VA - Bay Area Funk 2
Ubiquity Records
       If any one genre of music has reached a fever pitch among collectors and even the general public over the past few years it has been "the rare groove" and, by that, I mean obscure and unreleased soul/funk music. Music geeks and beatheads are chasing down obscure soul music even faster than rare psyche and freakfolk from the '60's. I mean, the past few months have been an eye-opener for me as I have started digging in to all of these "rare groove" comps and a whole passel of re-issues from obscure soul and funk bands. My mind has truly been opened. While the world has always been aware of the stellar soul from Motown, Stax, Hi Records and the like, I am sure most never realized there had been such a strong scene bubbling under the radar from 1965 to 1975. This is a great time for those seeking to expand their minds - so much is being unearthed by great labels and this compilation is one of the coolest I've seen.

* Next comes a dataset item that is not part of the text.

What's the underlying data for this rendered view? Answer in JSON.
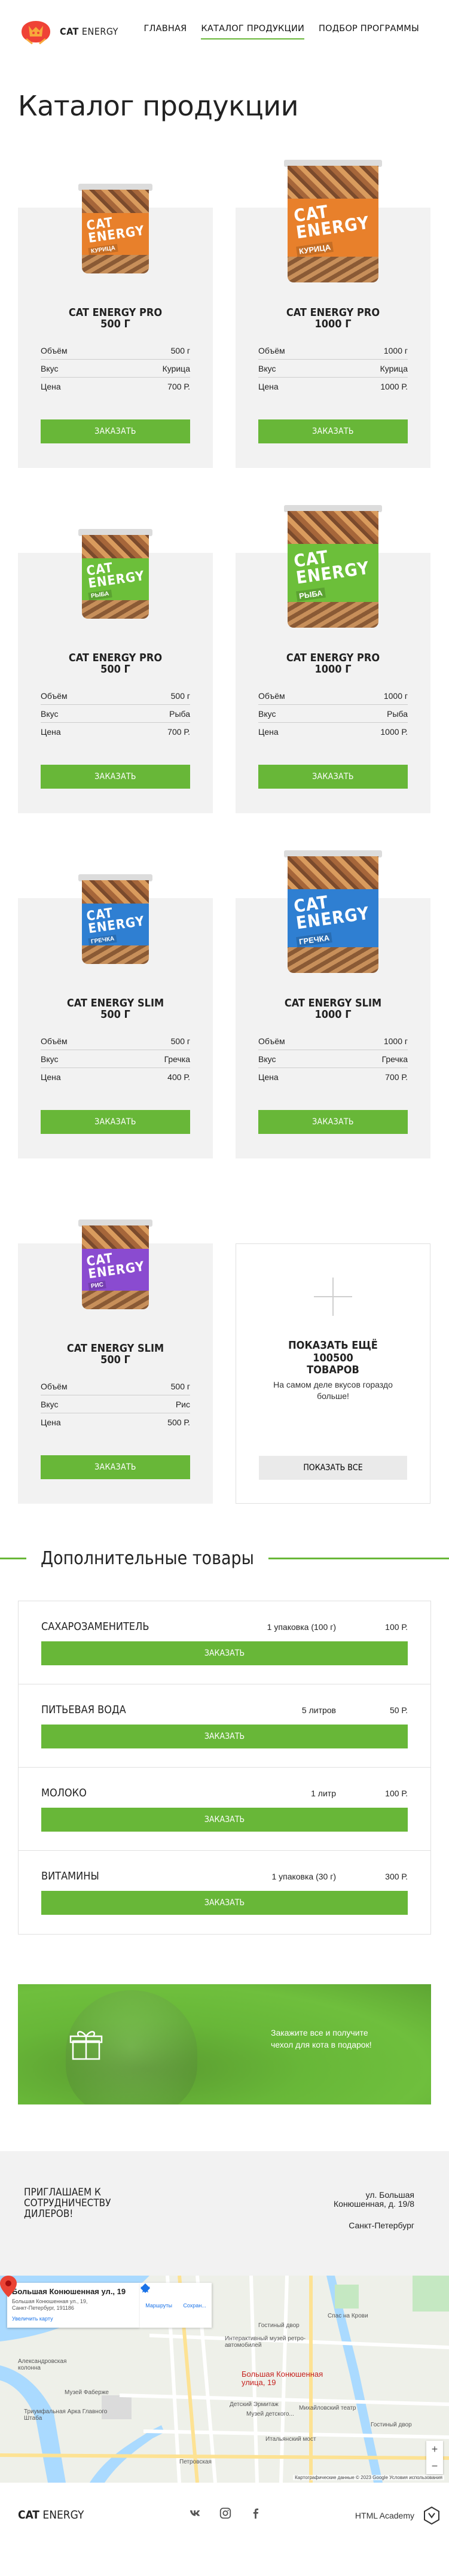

       The tracks contained on this sampler, the second of two samplers featuring obscure soul and funk from California's Bay area and Oakland, proves how much great soul and funk there is lying in wait. When these tracks were recorded, R&B music in California was going through a transition. While records by long-time, well-known artists like Sugar Pie DeSanto and Little Joe Blue could still get airplay, a whole new bunch of bands and artists were popping up who excited the local deejays and were able to steal a little of the oh-so-precious airtime needed to get noticed. Not only were these new artists on major labels, but many of the greatest acts were on little regionals. Unlike today's stifled radio playlists, disc jockeys could play whatever they wanted to on their shows and these up and coming artists were able to get a decent amount of airtime to promote their gigs. Though most of these artists were never able to make it out of obscurity (except for Sugar Pie Desanto - who had a decent career and released a wonderful comeback album a couple of years ago) the quality of these songs is beyond reproach. Great deep grooves and wonderful soul music that compels you to dance. These are easily just as good as the hits we all know and love.

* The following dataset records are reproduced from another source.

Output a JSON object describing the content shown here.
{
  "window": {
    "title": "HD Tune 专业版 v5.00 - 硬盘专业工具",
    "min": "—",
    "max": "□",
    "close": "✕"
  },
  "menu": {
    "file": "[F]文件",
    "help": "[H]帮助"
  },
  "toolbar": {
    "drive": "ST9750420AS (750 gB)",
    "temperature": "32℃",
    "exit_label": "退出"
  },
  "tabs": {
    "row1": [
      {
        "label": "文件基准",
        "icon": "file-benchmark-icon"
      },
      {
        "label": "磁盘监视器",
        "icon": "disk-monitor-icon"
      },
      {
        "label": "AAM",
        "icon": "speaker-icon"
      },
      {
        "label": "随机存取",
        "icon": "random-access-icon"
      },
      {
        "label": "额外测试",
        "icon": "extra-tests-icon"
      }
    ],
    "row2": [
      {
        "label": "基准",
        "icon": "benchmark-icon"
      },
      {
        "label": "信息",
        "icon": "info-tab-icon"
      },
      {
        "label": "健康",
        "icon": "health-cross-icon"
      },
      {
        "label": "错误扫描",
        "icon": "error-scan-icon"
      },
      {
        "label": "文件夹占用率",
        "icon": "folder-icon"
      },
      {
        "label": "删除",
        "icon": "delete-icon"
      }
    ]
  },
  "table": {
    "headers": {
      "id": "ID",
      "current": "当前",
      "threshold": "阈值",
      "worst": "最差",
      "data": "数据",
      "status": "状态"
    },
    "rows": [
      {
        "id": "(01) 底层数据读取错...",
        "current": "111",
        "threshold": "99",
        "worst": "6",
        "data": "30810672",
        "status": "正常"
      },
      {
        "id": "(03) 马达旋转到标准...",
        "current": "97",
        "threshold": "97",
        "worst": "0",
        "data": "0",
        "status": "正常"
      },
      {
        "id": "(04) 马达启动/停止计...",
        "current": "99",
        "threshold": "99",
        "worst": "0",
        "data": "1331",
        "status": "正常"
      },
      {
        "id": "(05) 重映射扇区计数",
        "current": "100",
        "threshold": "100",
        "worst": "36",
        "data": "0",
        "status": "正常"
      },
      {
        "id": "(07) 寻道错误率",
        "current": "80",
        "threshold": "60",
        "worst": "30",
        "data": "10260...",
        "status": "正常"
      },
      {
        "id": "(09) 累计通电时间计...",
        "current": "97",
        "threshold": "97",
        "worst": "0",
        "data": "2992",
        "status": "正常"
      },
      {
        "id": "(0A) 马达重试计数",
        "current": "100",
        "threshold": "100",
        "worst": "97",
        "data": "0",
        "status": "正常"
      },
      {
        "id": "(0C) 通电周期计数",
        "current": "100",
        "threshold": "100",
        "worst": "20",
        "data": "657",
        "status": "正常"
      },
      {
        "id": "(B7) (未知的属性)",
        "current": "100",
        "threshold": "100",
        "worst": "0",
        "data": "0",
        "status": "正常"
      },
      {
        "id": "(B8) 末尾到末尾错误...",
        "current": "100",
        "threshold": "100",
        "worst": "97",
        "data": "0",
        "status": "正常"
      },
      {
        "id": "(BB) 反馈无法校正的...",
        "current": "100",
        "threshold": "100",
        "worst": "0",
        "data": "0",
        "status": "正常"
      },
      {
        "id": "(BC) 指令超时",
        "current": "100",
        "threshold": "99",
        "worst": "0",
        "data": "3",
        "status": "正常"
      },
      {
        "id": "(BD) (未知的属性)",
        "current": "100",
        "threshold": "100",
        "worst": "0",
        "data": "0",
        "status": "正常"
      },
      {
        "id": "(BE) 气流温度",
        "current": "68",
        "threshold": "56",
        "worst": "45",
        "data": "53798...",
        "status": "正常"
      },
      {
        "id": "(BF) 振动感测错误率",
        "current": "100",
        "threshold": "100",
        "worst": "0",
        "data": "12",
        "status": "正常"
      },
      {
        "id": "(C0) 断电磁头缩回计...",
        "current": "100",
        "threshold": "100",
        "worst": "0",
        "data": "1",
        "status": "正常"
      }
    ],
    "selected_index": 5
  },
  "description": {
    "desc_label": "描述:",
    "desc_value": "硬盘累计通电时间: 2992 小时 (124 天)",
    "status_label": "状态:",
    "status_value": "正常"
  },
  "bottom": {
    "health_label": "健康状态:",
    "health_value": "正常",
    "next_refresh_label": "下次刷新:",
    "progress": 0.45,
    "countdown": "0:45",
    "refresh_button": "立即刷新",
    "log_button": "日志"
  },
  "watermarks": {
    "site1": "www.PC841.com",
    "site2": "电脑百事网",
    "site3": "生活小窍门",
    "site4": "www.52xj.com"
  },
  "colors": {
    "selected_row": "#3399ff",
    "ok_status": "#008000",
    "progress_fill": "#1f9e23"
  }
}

       One of the best things about this compilation is the liner notes. Fact-filled but brief, they manage to tell you just the right amount of info about the song and the artist without getting too cloying. I hate comps where there is little to no info about the artist or the songs, but also get annoyed when every burp and fart is revealed. These liner notes are some of the better ones. Very informative and a great aid for the more music nerdy among us. Believe me, you don't need them to enjoy this CD. In fact, your body might be moving to much for you to be able to focus on them anyway. I truly could not sit still while listening to this.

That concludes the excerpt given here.